Once I encountered following code:
int s =10;
int *p=&s;
cout << p[3] << endl;
And I can't understand why am I able to access p[3] that doesn't exist (only p exists that is single pointer but I still get access to p[3] that is array that I have never created).
Is it some compiler bug or it is a feature or I don't know some basics of C++ that covers this?
Thank you
Why does C++ consider pointer and array of pointers as same thing?
It doesn't. You're asking why it treats pointers and arrays as the same.
The [] operator is just an abbreviated form of pointer arithmetic. a[b] is equivalent to *(a + b). Array names can decay into pointers, and then pointer arithmetic is applied. It's the programmers job to make sure they don't go out of bounds. The compiler can't possibly stop you from shooting your foot off.
Also, claiming to be able to "access" it is a strong assertion. That is UB, and is most likely going to either read the wrong memory or get a segfault.
No, it's not a compiler bug, its a very useful feature... but lets not get ahead of ourselves here, the consequence of your code is called Undefined Behaviour
So, what's the feature? All naked arrays are actually pointer to the first element. Except un-decayed arrays (See What is array decaying?).
Consider this code:
int s =10;
int* array = new int[12];
int *p;
p = array; // p refers to the first element
int* x = p + 7; //advances to the 7th element, compiler never checks bounds
int* y = p + 700; //ditto ...this is obviously undefined
p = &s; //p is now pointing to where s
int* xx = p + 3; //But s is a single element, so Undefined Behaviour
Once an array is decayed, it's simply a pointer... And a pointer can be incremented, decremented, dereferenced, advanced, assigned or reassigned.
So,
cout << p[7] << endl;
is a valid C++ program. but not necessarily correct.
It's the responsibility of the programmer to know whether a pointer points to a single element or an array. but thanks to static analyzers and https://github.com/isocpp/CppCoreGuidelines, things are changing for good.
Also see What are all the common undefined behaviours that a C++ programmer should know about?

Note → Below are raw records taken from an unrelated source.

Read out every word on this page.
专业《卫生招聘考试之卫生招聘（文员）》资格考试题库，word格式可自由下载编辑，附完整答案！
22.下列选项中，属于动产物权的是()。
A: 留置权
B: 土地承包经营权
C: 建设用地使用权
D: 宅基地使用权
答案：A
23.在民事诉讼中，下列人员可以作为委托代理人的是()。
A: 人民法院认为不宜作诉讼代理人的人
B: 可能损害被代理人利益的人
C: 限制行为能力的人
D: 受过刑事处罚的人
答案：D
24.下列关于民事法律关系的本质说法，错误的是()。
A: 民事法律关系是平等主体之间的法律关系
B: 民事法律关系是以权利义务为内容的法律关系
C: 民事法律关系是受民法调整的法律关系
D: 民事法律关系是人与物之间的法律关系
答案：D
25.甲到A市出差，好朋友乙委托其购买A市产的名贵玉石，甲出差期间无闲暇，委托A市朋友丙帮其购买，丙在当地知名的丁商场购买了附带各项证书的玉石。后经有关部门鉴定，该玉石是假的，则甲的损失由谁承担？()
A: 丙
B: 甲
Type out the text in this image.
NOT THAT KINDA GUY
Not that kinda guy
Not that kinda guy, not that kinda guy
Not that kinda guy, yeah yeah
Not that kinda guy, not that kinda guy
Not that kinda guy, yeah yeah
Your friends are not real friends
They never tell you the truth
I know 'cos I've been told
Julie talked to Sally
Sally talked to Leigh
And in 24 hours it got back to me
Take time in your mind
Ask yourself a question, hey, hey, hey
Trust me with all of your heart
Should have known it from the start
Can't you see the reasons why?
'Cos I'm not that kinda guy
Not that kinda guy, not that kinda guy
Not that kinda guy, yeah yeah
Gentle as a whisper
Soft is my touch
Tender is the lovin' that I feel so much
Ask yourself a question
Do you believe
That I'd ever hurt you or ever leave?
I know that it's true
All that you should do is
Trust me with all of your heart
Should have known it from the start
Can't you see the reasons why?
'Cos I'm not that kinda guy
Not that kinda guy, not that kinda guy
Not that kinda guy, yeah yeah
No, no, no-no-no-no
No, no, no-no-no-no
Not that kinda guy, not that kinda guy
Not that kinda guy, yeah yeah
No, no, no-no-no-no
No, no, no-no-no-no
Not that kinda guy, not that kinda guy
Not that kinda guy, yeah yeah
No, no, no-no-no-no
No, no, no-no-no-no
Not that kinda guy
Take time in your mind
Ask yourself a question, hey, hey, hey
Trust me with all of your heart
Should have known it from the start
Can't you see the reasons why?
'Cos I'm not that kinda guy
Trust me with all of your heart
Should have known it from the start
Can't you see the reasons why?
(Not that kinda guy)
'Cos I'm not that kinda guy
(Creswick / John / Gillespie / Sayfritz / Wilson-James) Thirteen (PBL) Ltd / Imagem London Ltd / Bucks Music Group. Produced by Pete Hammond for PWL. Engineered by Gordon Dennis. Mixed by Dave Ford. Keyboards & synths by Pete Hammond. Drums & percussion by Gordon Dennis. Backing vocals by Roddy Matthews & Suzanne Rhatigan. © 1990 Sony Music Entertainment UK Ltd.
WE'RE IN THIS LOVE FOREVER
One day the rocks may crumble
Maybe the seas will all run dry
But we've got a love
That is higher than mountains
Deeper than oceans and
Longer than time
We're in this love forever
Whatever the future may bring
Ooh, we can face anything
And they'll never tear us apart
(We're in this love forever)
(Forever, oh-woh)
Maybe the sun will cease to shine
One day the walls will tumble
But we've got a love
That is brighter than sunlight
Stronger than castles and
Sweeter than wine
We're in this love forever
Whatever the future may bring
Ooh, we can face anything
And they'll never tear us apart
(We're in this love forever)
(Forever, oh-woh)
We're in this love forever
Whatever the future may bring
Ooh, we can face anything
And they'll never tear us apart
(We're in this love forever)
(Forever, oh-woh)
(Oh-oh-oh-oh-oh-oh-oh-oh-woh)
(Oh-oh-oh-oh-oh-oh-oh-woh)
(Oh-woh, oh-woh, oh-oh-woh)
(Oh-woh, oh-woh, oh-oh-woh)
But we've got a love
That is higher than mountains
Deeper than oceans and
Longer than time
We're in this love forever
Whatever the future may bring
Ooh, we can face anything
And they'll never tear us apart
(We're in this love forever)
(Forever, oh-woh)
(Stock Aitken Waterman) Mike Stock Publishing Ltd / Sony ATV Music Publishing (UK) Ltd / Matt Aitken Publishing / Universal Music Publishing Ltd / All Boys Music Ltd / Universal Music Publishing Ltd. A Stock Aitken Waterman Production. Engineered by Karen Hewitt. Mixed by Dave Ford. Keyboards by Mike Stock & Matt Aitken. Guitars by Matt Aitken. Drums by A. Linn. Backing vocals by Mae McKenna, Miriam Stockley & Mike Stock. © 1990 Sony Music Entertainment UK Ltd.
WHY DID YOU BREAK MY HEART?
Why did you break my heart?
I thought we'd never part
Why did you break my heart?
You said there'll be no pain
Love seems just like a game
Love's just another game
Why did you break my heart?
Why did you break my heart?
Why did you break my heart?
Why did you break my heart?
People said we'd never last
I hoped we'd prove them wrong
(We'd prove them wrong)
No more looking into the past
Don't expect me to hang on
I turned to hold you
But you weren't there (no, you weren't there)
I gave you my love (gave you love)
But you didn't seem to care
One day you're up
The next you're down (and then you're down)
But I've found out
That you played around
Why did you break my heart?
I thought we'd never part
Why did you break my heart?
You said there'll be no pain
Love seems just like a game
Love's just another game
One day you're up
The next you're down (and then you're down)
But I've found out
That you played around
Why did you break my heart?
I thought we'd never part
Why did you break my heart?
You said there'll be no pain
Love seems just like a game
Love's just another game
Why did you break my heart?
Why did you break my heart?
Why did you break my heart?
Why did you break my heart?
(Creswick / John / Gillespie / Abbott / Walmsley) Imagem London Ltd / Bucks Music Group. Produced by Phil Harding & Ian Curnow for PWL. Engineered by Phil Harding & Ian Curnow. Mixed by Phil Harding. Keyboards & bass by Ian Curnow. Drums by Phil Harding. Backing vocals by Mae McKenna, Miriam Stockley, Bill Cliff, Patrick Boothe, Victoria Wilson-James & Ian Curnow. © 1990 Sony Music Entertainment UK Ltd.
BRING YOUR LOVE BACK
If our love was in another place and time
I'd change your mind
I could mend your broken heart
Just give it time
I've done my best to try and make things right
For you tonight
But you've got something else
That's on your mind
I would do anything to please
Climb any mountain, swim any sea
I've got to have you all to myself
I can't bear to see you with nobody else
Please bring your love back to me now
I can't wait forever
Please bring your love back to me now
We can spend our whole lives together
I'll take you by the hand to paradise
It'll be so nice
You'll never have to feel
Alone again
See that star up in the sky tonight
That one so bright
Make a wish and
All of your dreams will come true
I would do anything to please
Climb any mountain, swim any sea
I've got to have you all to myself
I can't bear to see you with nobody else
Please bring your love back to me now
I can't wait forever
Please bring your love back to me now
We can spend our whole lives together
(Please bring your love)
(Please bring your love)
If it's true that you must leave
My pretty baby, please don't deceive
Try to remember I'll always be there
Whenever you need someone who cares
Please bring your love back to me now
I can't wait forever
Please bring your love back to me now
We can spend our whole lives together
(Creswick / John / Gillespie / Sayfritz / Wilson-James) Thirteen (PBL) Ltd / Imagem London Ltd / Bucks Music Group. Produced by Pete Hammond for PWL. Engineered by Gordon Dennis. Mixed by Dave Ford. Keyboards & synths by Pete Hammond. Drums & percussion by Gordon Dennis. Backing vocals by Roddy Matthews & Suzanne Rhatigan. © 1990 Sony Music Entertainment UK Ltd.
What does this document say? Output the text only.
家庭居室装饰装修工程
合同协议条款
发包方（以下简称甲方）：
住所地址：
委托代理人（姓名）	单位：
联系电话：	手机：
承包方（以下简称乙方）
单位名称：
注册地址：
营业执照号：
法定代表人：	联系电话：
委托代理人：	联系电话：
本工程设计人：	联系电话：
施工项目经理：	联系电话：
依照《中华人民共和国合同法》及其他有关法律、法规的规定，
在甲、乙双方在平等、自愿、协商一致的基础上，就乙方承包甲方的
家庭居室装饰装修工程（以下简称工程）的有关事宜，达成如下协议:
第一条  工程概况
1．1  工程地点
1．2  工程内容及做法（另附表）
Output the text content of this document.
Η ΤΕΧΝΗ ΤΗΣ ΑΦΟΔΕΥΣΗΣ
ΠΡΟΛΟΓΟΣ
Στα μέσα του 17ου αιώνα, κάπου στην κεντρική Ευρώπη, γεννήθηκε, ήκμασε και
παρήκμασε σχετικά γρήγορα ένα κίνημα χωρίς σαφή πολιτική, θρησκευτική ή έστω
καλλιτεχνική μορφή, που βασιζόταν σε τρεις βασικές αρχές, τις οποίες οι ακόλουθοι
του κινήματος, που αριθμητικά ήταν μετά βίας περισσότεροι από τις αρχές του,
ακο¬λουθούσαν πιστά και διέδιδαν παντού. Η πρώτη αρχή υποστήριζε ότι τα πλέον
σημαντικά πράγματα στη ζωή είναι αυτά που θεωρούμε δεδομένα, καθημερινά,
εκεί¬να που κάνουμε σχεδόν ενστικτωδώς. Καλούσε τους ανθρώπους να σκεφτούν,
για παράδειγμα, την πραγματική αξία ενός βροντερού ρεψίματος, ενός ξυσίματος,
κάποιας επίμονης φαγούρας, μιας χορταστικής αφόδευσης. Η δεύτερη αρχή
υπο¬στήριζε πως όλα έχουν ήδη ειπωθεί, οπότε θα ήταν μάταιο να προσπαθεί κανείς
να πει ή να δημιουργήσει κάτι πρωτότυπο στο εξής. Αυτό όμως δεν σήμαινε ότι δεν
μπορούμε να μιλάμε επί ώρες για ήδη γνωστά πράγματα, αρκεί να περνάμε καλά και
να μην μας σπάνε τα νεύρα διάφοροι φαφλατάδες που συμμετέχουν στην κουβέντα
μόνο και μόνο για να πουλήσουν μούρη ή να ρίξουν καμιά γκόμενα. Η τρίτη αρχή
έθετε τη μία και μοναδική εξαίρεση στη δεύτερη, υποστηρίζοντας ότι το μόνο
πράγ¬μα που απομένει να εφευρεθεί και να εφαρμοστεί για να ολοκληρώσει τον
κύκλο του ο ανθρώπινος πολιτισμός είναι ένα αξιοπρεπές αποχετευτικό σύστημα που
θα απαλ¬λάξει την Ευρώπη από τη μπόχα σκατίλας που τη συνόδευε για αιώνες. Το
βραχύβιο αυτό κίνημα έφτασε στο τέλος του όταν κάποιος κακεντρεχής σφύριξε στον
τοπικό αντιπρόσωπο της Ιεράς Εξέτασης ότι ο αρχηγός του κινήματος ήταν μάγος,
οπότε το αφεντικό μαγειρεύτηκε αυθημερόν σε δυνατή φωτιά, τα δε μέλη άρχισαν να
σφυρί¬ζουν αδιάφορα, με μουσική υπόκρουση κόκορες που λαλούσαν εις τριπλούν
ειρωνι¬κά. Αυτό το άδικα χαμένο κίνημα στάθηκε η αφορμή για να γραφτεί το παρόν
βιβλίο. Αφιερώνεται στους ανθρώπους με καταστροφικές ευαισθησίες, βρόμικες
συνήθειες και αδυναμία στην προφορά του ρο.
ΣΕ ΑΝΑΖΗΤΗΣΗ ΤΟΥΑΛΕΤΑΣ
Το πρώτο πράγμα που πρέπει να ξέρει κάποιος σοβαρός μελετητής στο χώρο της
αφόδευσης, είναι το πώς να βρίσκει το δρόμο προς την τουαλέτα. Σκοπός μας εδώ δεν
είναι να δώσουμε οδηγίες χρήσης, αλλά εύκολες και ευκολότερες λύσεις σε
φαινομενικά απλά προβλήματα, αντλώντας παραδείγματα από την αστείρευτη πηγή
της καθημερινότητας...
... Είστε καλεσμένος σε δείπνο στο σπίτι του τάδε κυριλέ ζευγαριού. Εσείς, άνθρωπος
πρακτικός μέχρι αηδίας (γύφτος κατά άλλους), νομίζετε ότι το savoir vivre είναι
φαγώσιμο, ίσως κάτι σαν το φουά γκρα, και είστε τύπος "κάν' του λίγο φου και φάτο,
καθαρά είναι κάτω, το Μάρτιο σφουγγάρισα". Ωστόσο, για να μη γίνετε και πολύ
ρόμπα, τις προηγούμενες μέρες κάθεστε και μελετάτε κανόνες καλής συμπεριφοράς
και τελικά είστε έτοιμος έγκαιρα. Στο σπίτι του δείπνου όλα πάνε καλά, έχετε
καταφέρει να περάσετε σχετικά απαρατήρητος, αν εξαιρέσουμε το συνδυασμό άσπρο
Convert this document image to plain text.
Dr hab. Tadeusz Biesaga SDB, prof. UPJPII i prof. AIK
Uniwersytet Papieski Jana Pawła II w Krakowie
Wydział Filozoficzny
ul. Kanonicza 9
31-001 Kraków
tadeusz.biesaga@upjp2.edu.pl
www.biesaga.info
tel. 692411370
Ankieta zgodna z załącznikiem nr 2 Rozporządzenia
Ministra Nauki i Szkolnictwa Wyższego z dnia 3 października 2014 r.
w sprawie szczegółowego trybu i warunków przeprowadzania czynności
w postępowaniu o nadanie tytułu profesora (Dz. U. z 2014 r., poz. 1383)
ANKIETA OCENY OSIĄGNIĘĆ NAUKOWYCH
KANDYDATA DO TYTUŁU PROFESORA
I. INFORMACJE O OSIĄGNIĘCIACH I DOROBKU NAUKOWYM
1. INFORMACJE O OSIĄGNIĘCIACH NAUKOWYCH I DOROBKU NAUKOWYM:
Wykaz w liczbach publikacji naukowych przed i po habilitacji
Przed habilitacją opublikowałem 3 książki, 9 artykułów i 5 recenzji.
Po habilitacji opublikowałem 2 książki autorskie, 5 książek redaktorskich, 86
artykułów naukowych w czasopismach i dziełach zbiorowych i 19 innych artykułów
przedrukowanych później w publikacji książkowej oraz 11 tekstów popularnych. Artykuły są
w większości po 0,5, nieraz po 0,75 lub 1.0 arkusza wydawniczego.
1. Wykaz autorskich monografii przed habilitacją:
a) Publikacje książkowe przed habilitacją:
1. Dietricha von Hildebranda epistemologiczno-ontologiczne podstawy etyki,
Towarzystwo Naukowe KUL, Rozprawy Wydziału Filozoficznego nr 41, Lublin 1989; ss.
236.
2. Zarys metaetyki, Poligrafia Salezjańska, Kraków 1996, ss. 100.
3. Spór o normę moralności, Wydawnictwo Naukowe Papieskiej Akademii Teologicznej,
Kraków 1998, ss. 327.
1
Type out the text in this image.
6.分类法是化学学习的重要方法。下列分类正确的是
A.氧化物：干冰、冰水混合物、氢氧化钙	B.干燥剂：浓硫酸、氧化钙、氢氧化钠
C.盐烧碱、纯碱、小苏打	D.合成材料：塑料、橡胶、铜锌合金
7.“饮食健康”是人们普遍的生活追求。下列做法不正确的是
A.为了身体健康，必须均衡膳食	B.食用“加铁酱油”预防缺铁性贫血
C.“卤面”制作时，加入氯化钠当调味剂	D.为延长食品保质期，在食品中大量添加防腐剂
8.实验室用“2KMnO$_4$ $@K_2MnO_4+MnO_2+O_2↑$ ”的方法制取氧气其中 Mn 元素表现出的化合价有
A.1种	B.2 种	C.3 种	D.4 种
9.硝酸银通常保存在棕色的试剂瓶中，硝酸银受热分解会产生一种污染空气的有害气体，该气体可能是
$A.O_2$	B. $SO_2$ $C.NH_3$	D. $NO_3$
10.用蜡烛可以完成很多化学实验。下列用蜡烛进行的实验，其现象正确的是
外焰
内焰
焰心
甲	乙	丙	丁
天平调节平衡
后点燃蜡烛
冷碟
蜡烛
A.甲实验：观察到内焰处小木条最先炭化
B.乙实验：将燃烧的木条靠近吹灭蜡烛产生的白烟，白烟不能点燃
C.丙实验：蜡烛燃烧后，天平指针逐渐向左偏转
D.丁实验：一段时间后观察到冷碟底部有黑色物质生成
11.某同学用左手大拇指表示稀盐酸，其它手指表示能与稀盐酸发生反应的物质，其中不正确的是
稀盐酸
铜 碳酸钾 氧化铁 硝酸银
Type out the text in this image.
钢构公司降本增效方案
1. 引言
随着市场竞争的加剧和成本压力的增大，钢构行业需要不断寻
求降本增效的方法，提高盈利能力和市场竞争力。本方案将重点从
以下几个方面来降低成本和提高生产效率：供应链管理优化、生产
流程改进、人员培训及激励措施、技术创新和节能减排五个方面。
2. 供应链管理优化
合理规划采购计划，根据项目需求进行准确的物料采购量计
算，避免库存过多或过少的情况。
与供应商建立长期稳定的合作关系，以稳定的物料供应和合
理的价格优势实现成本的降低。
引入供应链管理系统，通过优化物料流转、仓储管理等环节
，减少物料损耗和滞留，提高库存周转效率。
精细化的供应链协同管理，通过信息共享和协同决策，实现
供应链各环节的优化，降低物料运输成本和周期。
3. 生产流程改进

From here, section array-to-pointer decay:
There is an implicit conversion from lvalues and rvalues of array type to rvalues of pointer type: it constructs a pointer to the first element of an array. This conversion is used whenever arrays appear in context where arrays are not expected, but pointers are
Inherited from C, C++ allows you to treat any pointer like the first element of an array starting at that address. That's in part because it passes arrays by reference as pointers and so for that to make sense you need to be able to treat a pointer as an array. It also enables some quite neat and very efficient code in various circumstances.
The upshot is that p[3] is a valid construct in this context.
Obviously however it has undefined behaviour because p isn't pointing to an array! Unfortunately the language rules (and compiler) aren't smart enough to work that out.
C is a very low level language and doesn't enforce nice things like range checking either during compilation or execution.